In Linear programming, how to determine if shadow price does not change linearly?

As the title says, in linear programming, is there a way to determine that the shadow price does not change linearly for a resource?

I understand one way is to simulate but is there a way to tell without simulation i.e.: looking at the variables or objective function, etc.

In other words, if I increase or decrease a certain resource linearly, the profit or cost is not going to increase/decrease linearly.

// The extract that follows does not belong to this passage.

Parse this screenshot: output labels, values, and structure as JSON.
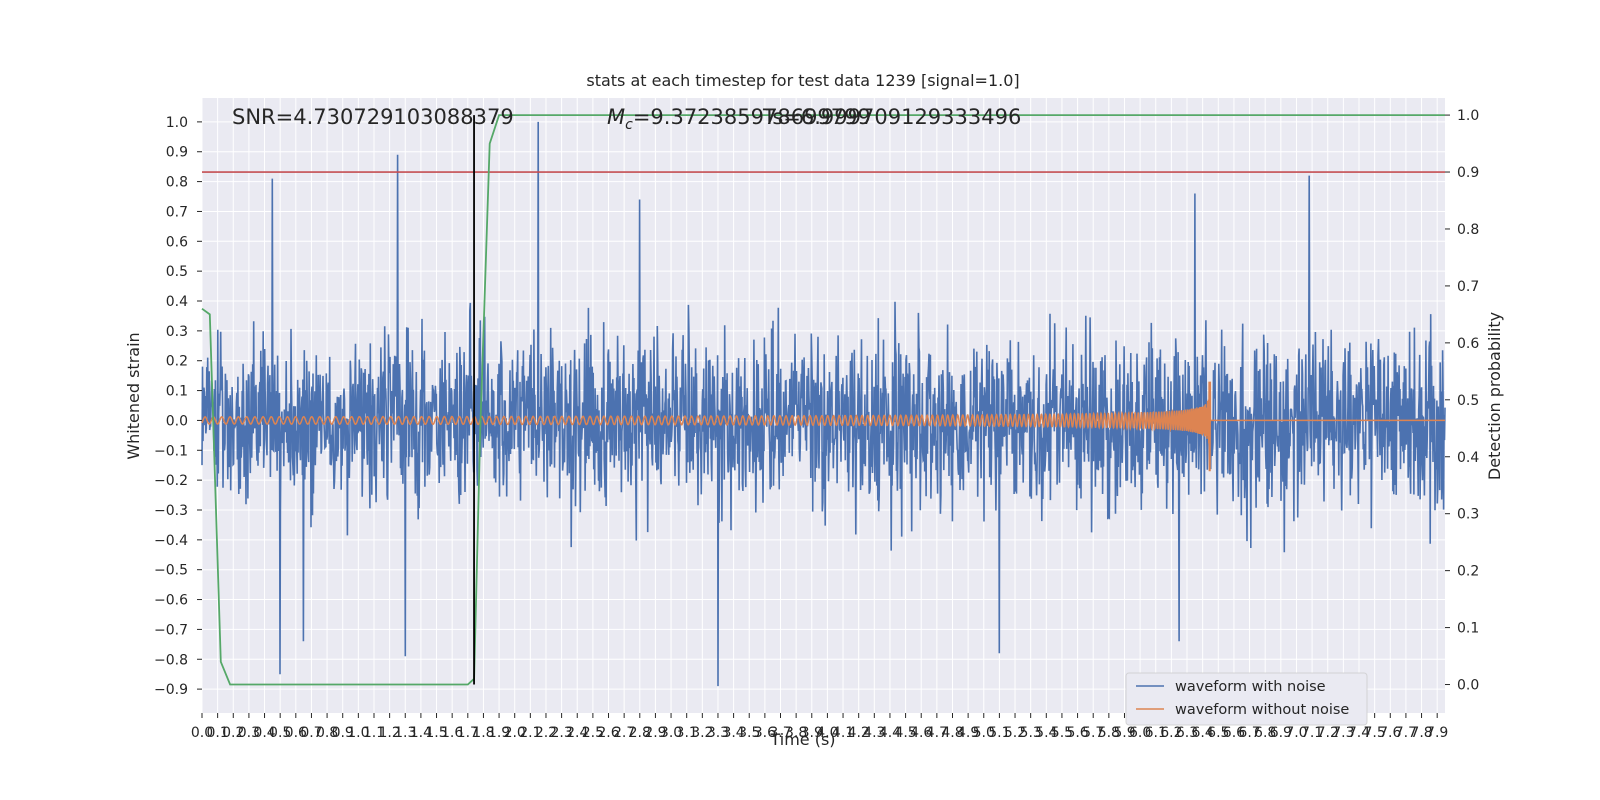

• Your wording is a bit confusing. You start out asking if the shadow price changes linearly and end up asking if the objective value changes linearly. Which do you mean? Feb 28 '20 at 18:54
• Let’s say go with the main description - ignore the title. Feb 29 '20 at 2:47
• The bit about shadow price changing is also in the first paragraph of the question. Feb 29 '20 at 15:20
• I feel like it’s the same - to get the objective function you multiply the shadow price with the variable. Feb 29 '20 at 23:46
• To get the objective value, you multiply the shadow price by the constraint RHS (which is a parameter, not a variable). More to the point, as you adjust the resource availability (the RHS), the shadow price initially stays constant but the objective value changes. Beyond some point, however, the shadow price itself changes. The change in objective value is piecewise linear. The change in the shadow price is a jump discontinuity. Mar 2 '20 at 0:45

Changes in some directions, though, may result in the current shadow prices sticking forever. As a trivial example, consider a maximization primal problem with $$\le$$ constraints, and suppose that at the optimum there is one constraint with positive slack (and so zero dual multiplier). If you ratchet up the right-side of that constraint, leaving the others alone, all that happens is that the slack gets bigger, so the dual multiplier for that constraint stays zero (and, for that matter, the other dual multipliers remain the same).